Madison should be well acquainted with the Found Footage Festival by now. A pair of Stoughton natives started the touring comedy show five years ago, and it's stopped here more than once. But Nick Prueher and Joe Pickett promise that when they bring their comedy show back for two performances at the Orpheum next Saturday, Dec. 12, as part of their latest national tour, they'll have plenty of fresh material.
"It's all new," Prueher says. "Every time we go on tour, it's with an entirely new program of videos. It's stuff we've basically found over the past year."
The concept behind the show - inspired by a love affair with a McDonald's training video Prueher found nearly 20 years ago - is simple. The two men stitch together a series of clips from so-bad-they're-good VHS tapes, and supplement the already humorous scenes with their own patter.

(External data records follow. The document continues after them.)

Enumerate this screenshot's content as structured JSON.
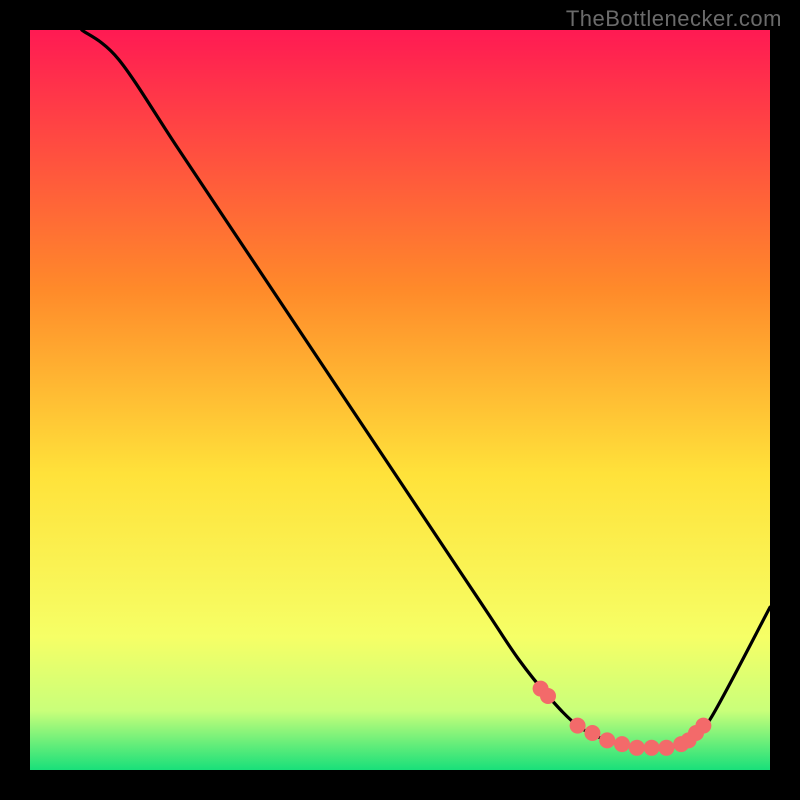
{
  "watermark": "TheBottlenecker.com",
  "gradient": {
    "top": "#ff1a53",
    "mid1": "#ff8a2a",
    "mid2": "#ffe23a",
    "mid3": "#f6ff66",
    "mid4": "#c9ff7a",
    "bottom": "#18e07a"
  },
  "chart_data": {
    "type": "line",
    "title": "",
    "xlabel": "",
    "ylabel": "",
    "xlim": [
      0,
      100
    ],
    "ylim": [
      0,
      100
    ],
    "series": [
      {
        "name": "bottleneck-curve",
        "x": [
          7,
          12,
          20,
          30,
          40,
          50,
          58,
          62,
          66,
          70,
          74,
          78,
          82,
          86,
          89,
          92,
          100
        ],
        "values": [
          100,
          96,
          84,
          69,
          54,
          39,
          27,
          21,
          15,
          10,
          6,
          4,
          3,
          3,
          4,
          7,
          22
        ]
      }
    ],
    "markers": {
      "name": "highlight-dots",
      "color": "#f36a6a",
      "x": [
        69,
        70,
        74,
        76,
        78,
        80,
        82,
        84,
        86,
        88,
        89,
        90,
        91
      ],
      "values": [
        11,
        10,
        6,
        5,
        4,
        3.5,
        3,
        3,
        3,
        3.5,
        4,
        5,
        6
      ]
    }
  }
}
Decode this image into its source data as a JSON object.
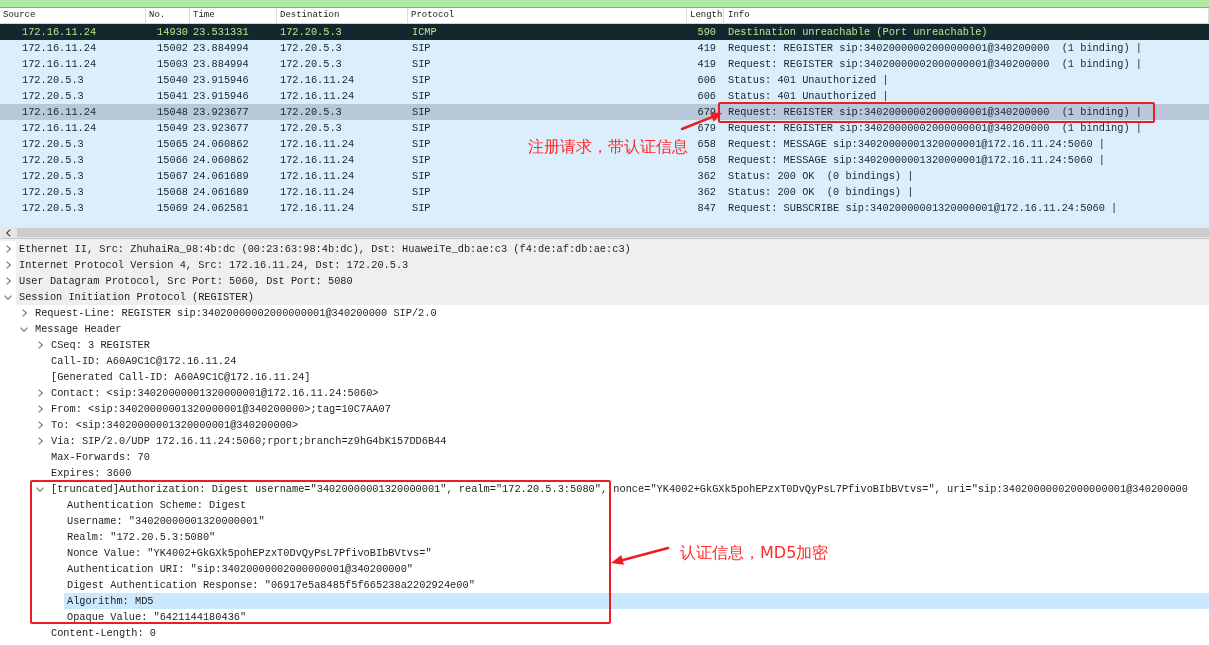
{
  "packet_list": {
    "columns": [
      "Source",
      "No.",
      "Time",
      "Destination",
      "Protocol",
      "Length",
      "Info"
    ],
    "rows": [
      {
        "source": "172.16.11.24",
        "no": "14930",
        "time": "23.531331",
        "destination": "172.20.5.3",
        "protocol": "ICMP",
        "length": "590",
        "info": "Destination unreachable (Port unreachable)",
        "kind": "error",
        "selected": false
      },
      {
        "source": "172.16.11.24",
        "no": "15002",
        "time": "23.884994",
        "destination": "172.20.5.3",
        "protocol": "SIP",
        "length": "419",
        "info": "Request: REGISTER sip:34020000002000000001@340200000  (1 binding) |",
        "kind": "udp",
        "selected": false
      },
      {
        "source": "172.16.11.24",
        "no": "15003",
        "time": "23.884994",
        "destination": "172.20.5.3",
        "protocol": "SIP",
        "length": "419",
        "info": "Request: REGISTER sip:34020000002000000001@340200000  (1 binding) |",
        "kind": "udp",
        "selected": false
      },
      {
        "source": "172.20.5.3",
        "no": "15040",
        "time": "23.915946",
        "destination": "172.16.11.24",
        "protocol": "SIP",
        "length": "606",
        "info": "Status: 401 Unauthorized |",
        "kind": "udp",
        "selected": false
      },
      {
        "source": "172.20.5.3",
        "no": "15041",
        "time": "23.915946",
        "destination": "172.16.11.24",
        "protocol": "SIP",
        "length": "606",
        "info": "Status: 401 Unauthorized |",
        "kind": "udp",
        "selected": false
      },
      {
        "source": "172.16.11.24",
        "no": "15048",
        "time": "23.923677",
        "destination": "172.20.5.3",
        "protocol": "SIP",
        "length": "679",
        "info": "Request: REGISTER sip:34020000002000000001@340200000  (1 binding) |",
        "kind": "udp",
        "selected": true
      },
      {
        "source": "172.16.11.24",
        "no": "15049",
        "time": "23.923677",
        "destination": "172.20.5.3",
        "protocol": "SIP",
        "length": "679",
        "info": "Request: REGISTER sip:34020000002000000001@340200000  (1 binding) |",
        "kind": "udp",
        "selected": false
      },
      {
        "source": "172.20.5.3",
        "no": "15065",
        "time": "24.060862",
        "destination": "172.16.11.24",
        "protocol": "SIP",
        "length": "658",
        "info": "Request: MESSAGE sip:34020000001320000001@172.16.11.24:5060 |",
        "kind": "udp",
        "selected": false
      },
      {
        "source": "172.20.5.3",
        "no": "15066",
        "time": "24.060862",
        "destination": "172.16.11.24",
        "protocol": "SIP",
        "length": "658",
        "info": "Request: MESSAGE sip:34020000001320000001@172.16.11.24:5060 |",
        "kind": "udp",
        "selected": false
      },
      {
        "source": "172.20.5.3",
        "no": "15067",
        "time": "24.061689",
        "destination": "172.16.11.24",
        "protocol": "SIP",
        "length": "362",
        "info": "Status: 200 OK  (0 bindings) |",
        "kind": "udp",
        "selected": false
      },
      {
        "source": "172.20.5.3",
        "no": "15068",
        "time": "24.061689",
        "destination": "172.16.11.24",
        "protocol": "SIP",
        "length": "362",
        "info": "Status: 200 OK  (0 bindings) |",
        "kind": "udp",
        "selected": false
      },
      {
        "source": "172.20.5.3",
        "no": "15069",
        "time": "24.062581",
        "destination": "172.16.11.24",
        "protocol": "SIP",
        "length": "847",
        "info": "Request: SUBSCRIBE sip:34020000001320000001@172.16.11.24:5060 |",
        "kind": "udp",
        "selected": false
      }
    ]
  },
  "details": {
    "items": [
      {
        "text": "Ethernet II, Src: ZhuhaiRa_98:4b:dc (00:23:63:98:4b:dc), Dst: HuaweiTe_db:ae:c3 (f4:de:af:db:ae:c3)",
        "kind": "branch",
        "expanded": false,
        "selected": false
      },
      {
        "text": "Internet Protocol Version 4, Src: 172.16.11.24, Dst: 172.20.5.3",
        "kind": "branch",
        "expanded": false,
        "selected": false
      },
      {
        "text": "User Datagram Protocol, Src Port: 5060, Dst Port: 5080",
        "kind": "branch",
        "expanded": false,
        "selected": false
      },
      {
        "text": "Session Initiation Protocol (REGISTER)",
        "kind": "branch",
        "expanded": true,
        "selected": false,
        "children": [
          {
            "text": "Request-Line: REGISTER sip:34020000002000000001@340200000 SIP/2.0",
            "kind": "branch",
            "expanded": false,
            "selected": false
          },
          {
            "text": "Message Header",
            "kind": "branch",
            "expanded": true,
            "selected": false,
            "children": [
              {
                "text": "CSeq: 3 REGISTER",
                "kind": "branch",
                "expanded": false,
                "selected": false
              },
              {
                "text": "Call-ID: A60A9C1C@172.16.11.24",
                "kind": "leaf",
                "selected": false
              },
              {
                "text": "[Generated Call-ID: A60A9C1C@172.16.11.24]",
                "kind": "leaf",
                "selected": false
              },
              {
                "text": "Contact: <sip:34020000001320000001@172.16.11.24:5060>",
                "kind": "branch",
                "expanded": false,
                "selected": false
              },
              {
                "text": "From: <sip:34020000001320000001@340200000>;tag=10C7AA07",
                "kind": "branch",
                "expanded": false,
                "selected": false
              },
              {
                "text": "To: <sip:34020000001320000001@340200000>",
                "kind": "branch",
                "expanded": false,
                "selected": false
              },
              {
                "text": "Via: SIP/2.0/UDP 172.16.11.24:5060;rport;branch=z9hG4bK157DD6B44",
                "kind": "branch",
                "expanded": false,
                "selected": false
              },
              {
                "text": "Max-Forwards: 70",
                "kind": "leaf",
                "selected": false
              },
              {
                "text": "Expires: 3600",
                "kind": "leaf",
                "selected": false
              },
              {
                "text": "[truncated]Authorization: Digest username=\"34020000001320000001\", realm=\"172.20.5.3:5080\", nonce=\"YK4002+GkGXk5pohEPzxT0DvQyPsL7PfivoBIbBVtvs=\", uri=\"sip:34020000002000000001@340200000",
                "kind": "branch",
                "expanded": true,
                "selected": false,
                "children": [
                  {
                    "text": "Authentication Scheme: Digest",
                    "kind": "leaf",
                    "selected": false
                  },
                  {
                    "text": "Username: \"34020000001320000001\"",
                    "kind": "leaf",
                    "selected": false
                  },
                  {
                    "text": "Realm: \"172.20.5.3:5080\"",
                    "kind": "leaf",
                    "selected": false
                  },
                  {
                    "text": "Nonce Value: \"YK4002+GkGXk5pohEPzxT0DvQyPsL7PfivoBIbBVtvs=\"",
                    "kind": "leaf",
                    "selected": false
                  },
                  {
                    "text": "Authentication URI: \"sip:34020000002000000001@340200000\"",
                    "kind": "leaf",
                    "selected": false
                  },
                  {
                    "text": "Digest Authentication Response: \"06917e5a8485f5f665238a2202924e00\"",
                    "kind": "leaf",
                    "selected": false
                  },
                  {
                    "text": "Algorithm: MD5",
                    "kind": "leaf",
                    "selected": true
                  },
                  {
                    "text": "Opaque Value: \"6421144180436\"",
                    "kind": "leaf",
                    "selected": false
                  }
                ]
              },
              {
                "text": "Content-Length: 0",
                "kind": "leaf",
                "selected": false
              }
            ]
          }
        ]
      }
    ]
  },
  "annotations": [
    {
      "text": "注册请求，带认证信息"
    },
    {
      "text": "认证信息，MD5加密"
    }
  ]
}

"One of my current favorites is this raw footage from a local furniture commercial from south Texas," Prueher says. "It's this guy who calls himself 'Bargain Bernie,' and he's probably a really good waterbed salesman, just not the best on-air talent. He has this catchphrase, and he keeps spouting it over and over again, trying to get it right, and he just can't do it."
Other highlights of the 90-minute show include "a montage of terrible Saturday morning cartoons that don't come close to holding up," such as ProStars, featuring Michael Jordan, Wayne Gretzky and Bo Jackson. "When they weren't playing their sports, they were a crime-fighting team," Prueher says.
That sort of fare has proved popular enough with audiences that the festival has turned into a full-time gig for Prueher and Pickett, who are now headquartered in New York City. Prueher left his job at The Colbert Report and Pickett traded in his at The Onion to do this tour, which will run about seven months.
Don't think for a second that it's a painless gig. The two have to sift through hours and hours of footage to find their material, before getting down to the work of editing the clips into a full program.
"I wouldn't wish it on anybody to sit through what we have to," Prueher says.
Is he worried that as VHS tapes become more sparse, their stock-in-trade will become tougher to find?
"The production values change, but the bad ideas don't," Prueher says. "As long as people with terrible ideas have access to some kind of video equipment, I don't think we'll ever run out."